Dimitri Tcaciuc | 21 Apr 21:17 2012
Picon

[Cython] `cdef inline` and typed memory views

Hey everyone,

Congratulations on shipping 0.16! I think I found a problem which
seems pretty straight forward. Say I want to factor out inner part of
some N^2 loops over a flow array, I write something like

  cdef inline float _inner(size_t i, size_t j, float[:] x):
     cdef float d = x[i] - x[j]
     return sqrtf(d * d)

In 0.16, this actually compiles (as opposed to 0.15 with ndarray) and
function is declared as inline, which is great. However, the
memoryview structure is passed by value:

  static CYTHON_INLINE float __pyx_f_3foo__inner(size_t __pyx_v_i,
size_t __pyx_v_j, __Pyx_memviewslice __pyx_v_x) {
     ...

This seems to hinder compiler's (in my case, GCC 4.3.4) ability to
perform efficient inlining (although function does in fact get
inlined). If I manually inline that distance calculation, I get 3x
speedup. (in my case 0.324020147324 vs 1.43209195137 seconds for 10k
elements). When I manually modified generated .c file to pass memory
view slice by pointer, slowdown was eliminated completely.

On a somewhat relevant node, have you considered enabling Issues page on Github?

Thanks!

Dimitri.
(Continue reading)

Stefan Behnel | 21 Apr 23:48 2012
Picon

Re: [Cython] `cdef inline` and typed memory views

Dimitri Tcaciuc, 21.04.2012 21:17:
> On a somewhat relevant node, have you considered enabling Issues page on Github?

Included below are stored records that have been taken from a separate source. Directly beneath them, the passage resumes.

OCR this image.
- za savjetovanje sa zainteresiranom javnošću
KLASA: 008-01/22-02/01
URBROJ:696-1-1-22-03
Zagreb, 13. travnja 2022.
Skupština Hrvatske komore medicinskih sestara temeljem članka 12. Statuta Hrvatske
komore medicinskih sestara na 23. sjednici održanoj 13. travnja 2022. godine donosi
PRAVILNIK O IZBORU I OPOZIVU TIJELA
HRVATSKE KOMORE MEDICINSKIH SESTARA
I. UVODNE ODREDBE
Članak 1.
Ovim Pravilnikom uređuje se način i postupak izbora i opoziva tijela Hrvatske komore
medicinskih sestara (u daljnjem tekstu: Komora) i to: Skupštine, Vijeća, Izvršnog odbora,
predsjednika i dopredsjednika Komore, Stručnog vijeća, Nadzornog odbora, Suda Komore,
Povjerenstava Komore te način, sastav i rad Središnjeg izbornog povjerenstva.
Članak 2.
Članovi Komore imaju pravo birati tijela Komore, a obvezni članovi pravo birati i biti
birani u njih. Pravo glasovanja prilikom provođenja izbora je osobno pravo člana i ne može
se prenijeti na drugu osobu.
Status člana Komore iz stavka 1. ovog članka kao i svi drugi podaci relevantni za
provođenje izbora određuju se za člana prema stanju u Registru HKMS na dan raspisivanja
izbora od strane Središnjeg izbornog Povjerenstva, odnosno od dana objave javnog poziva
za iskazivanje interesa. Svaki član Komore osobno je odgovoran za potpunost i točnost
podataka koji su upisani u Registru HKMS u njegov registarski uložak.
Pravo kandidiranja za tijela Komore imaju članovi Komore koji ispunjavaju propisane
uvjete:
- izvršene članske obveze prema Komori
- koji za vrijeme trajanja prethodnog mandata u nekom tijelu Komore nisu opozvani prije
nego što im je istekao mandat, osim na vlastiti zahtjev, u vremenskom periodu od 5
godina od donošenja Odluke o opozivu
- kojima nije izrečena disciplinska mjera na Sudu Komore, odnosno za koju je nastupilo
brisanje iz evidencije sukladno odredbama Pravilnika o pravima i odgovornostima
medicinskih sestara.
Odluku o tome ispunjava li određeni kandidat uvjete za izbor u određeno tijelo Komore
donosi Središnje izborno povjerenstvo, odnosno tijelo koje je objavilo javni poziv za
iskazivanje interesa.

It was discussed, but the drawback of having two separate bug trackers is
non-negligible.

Stefan
Dimitri Tcaciuc | 22 Apr 20:14 2012
Picon

Re: [Cython] `cdef inline` and typed memory views

On Sat, Apr 21, 2012 at 2:48 PM, Stefan Behnel <stefan_ml@...> wrote:
> Dimitri Tcaciuc, 21.04.2012 21:17:
>> On a somewhat relevant node, have you considered enabling Issues page on Github?
>
> It was discussed, but the drawback of having two separate bug trackers is
> non-negligible.

Ok. I was wondering since it would make it much easier to connect
issue/patch/discussion together without, say, me needlessly adding to
the development mailing list and/or manually registering for trac and
sending htpasswd digest over the mail. Here's something to consider if
you ever want to migrate over from trac:
https://github.com/adamcik/github-trac-ticket-import

Cheers,

Dimitri.

> Stefan
> _______________________________________________
> cython-devel mailing list
> cython-devel@...
> http://mail.python.org/mailman/listinfo/cython-devel
mark florisson | 22 Apr 22:21 2012
Picon

Re: [Cython] `cdef inline` and typed memory views

On 22 April 2012 19:14, Dimitri Tcaciuc <dtcaciuc@...> wrote:
> On Sat, Apr 21, 2012 at 2:48 PM, Stefan Behnel <stefan_ml@...> wrote:
>> Dimitri Tcaciuc, 21.04.2012 21:17:
>>> On a somewhat relevant node, have you considered enabling Issues page on Github?
>>
>> It was discussed, but the drawback of having two separate bug trackers is
>> non-negligible.
>
> Ok. I was wondering since it would make it much easier to connect
> issue/patch/discussion together without, say, me needlessly adding to
> the development mailing list and/or manually registering for trac and
> sending htpasswd digest over the mail. Here's something to consider if
> you ever want to migrate over from trac:
> https://github.com/adamcik/github-trac-ticket-import
>
> Cheers,
>
> Dimitri.

I haven't heard very good things about github issues, but I like to
have everything in one place, and I'm not too fond of trac in any
regard. It's also quite a barrier to get trac access, so I'd be in
favour of moving tickets.

>> Stefan
>> _______________________________________________
>> cython-devel mailing list
>> cython-devel@...
>> http://mail.python.org/mailman/listinfo/cython-devel
> _______________________________________________
(Continue reading)

Stefan Behnel | 23 Apr 08:19 2012
Picon

Re: [Cython] `cdef inline` and typed memory views

mark florisson, 22.04.2012 22:21:
> On 22 April 2012 19:14, Dimitri Tcaciuc wrote:
>> On Sat, Apr 21, 2012 at 2:48 PM, Stefan Behnel wrote:
>>> Dimitri Tcaciuc, 21.04.2012 21:17:
>>>> On a somewhat relevant node, have you considered enabling Issues page on Github?
>>>
>>> It was discussed, but the drawback of having two separate bug trackers is
>>> non-negligible.
>>
>> Ok. I was wondering since it would make it much easier to connect
>> issue/patch/discussion together without, say, me needlessly adding to
>> the development mailing list and/or manually registering for trac and
>> sending htpasswd digest over the mail. Here's something to consider if
>> you ever want to migrate over from trac:
>> https://github.com/adamcik/github-trac-ticket-import
>
> I haven't heard very good things about github issues

I find them nicely accessible from user side, but hardly usable for the
developers. All you get is basically a blog style comment system with bare
tag support. Sure, you can build many of the necessary features on top of
tags, but trac (or any other real issue tracker) already provides a lot more.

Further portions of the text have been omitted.